Functionalized Thallium Antimony Films as Excellent Candidates for Large-Gap Quantum Spin Hall Insulator

TL;DR

This paper predicts functionalized TlSb monolayers as large-gap quantum spin Hall insulators with tunable properties, suitable for spintronics and quantum computing applications.

Contribution

It introduces a new class of large-gap QSH insulators in functionalized TlSb monolayers with tunable electronic properties and stability on BN substrates.

Findings

Bulk gaps as large as 0.22-0.40 eV identified.

QSH states confirmed by Z2 invariant and edge states.
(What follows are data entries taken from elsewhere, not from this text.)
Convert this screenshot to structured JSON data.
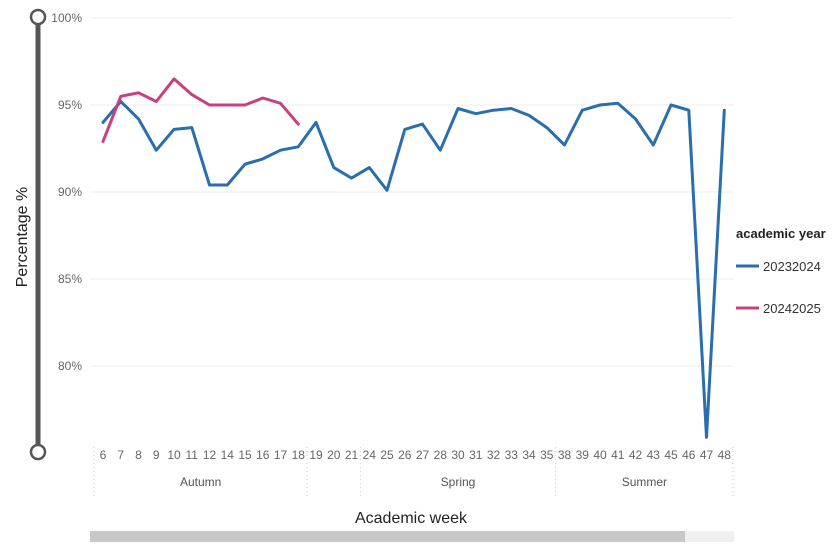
{
  "chart_data": {
    "type": "line",
    "title": "",
    "xlabel": "Academic week",
    "ylabel": "Percentage %",
    "categories": [
      "6",
      "7",
      "8",
      "9",
      "10",
      "11",
      "12",
      "14",
      "15",
      "16",
      "17",
      "18",
      "19",
      "20",
      "21",
      "24",
      "25",
      "26",
      "27",
      "28",
      "30",
      "31",
      "32",
      "33",
      "34",
      "35",
      "38",
      "39",
      "40",
      "41",
      "42",
      "43",
      "45",
      "46",
      "47",
      "48"
    ],
    "sections": [
      {
        "name": "Autumn",
        "from": "6",
        "to": "18"
      },
      {
        "name": "Spring",
        "from": "24",
        "to": "35"
      },
      {
        "name": "Summer",
        "from": "38",
        "to": "48"
      }
    ],
    "yticks": [
      "100%",
      "95%",
      "90%",
      "85%",
      "80%"
    ],
    "ytick_values": [
      100,
      95,
      90,
      85,
      80
    ],
    "ylim": [
      75.5,
      100
    ],
    "grid": true,
    "legend": {
      "title": "academic year",
      "position": "right"
    },
    "series": [
      {
        "name": "20232024",
        "color": "#2a6ead",
        "values": [
          94.0,
          95.2,
          94.2,
          92.4,
          93.6,
          93.7,
          90.4,
          90.4,
          91.6,
          91.9,
          92.4,
          92.6,
          94.0,
          91.4,
          90.8,
          91.4,
          90.1,
          93.6,
          93.9,
          92.4,
          94.8,
          94.5,
          94.7,
          94.8,
          94.4,
          93.7,
          92.7,
          94.7,
          95.0,
          95.1,
          94.2,
          92.7,
          95.0,
          94.7,
          75.9,
          94.7
        ]
      },
      {
        "name": "20242025",
        "color": "#c94080",
        "values": [
          92.9,
          95.5,
          95.7,
          95.2,
          96.5,
          95.6,
          95.0,
          95.0,
          95.0,
          95.4,
          95.1,
          93.9,
          null,
          null,
          null,
          null,
          null,
          null,
          null,
          null,
          null,
          null,
          null,
          null,
          null,
          null,
          null,
          null,
          null,
          null,
          null,
          null,
          null,
          null,
          null,
          null
        ]
      }
    ]
  }
}
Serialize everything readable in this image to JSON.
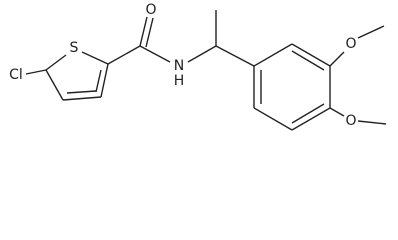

Electric field and strain can tune the band gap.

Abstract

Group III-V films are of great importance for their potential application in spintronics and quantum computing. Search for two-dimensional III-V films with a nontrivial large-gap are quite crucial for the realization of dissipationless transport edge channels using quantum spin Hall (QSH) effects. Here we use first-principles calculations to predict a class of large-gap QSH insulators in functionalized TlSb monolayers (TlSbX2; (X = H, F, Cl, Br, I)), with sizable bulk gaps as large as 0.22~0.40 eV. The QSH state is identified by Z2 topological invariant together with helical edge states induced by spin-orbit coupling (SOC). Noticeably, the inverted band gap in the nontrivial states can be effectively tuned by the electric field and strain. Additionally, these films on BN substrate also maintain a nontrivial QSH state, which harbors a Dirac cone lying within the band gap. These findings may shed new light in future design and fabrication of QSH insulators based on two-dimensional honeycomb lattices in spintronics.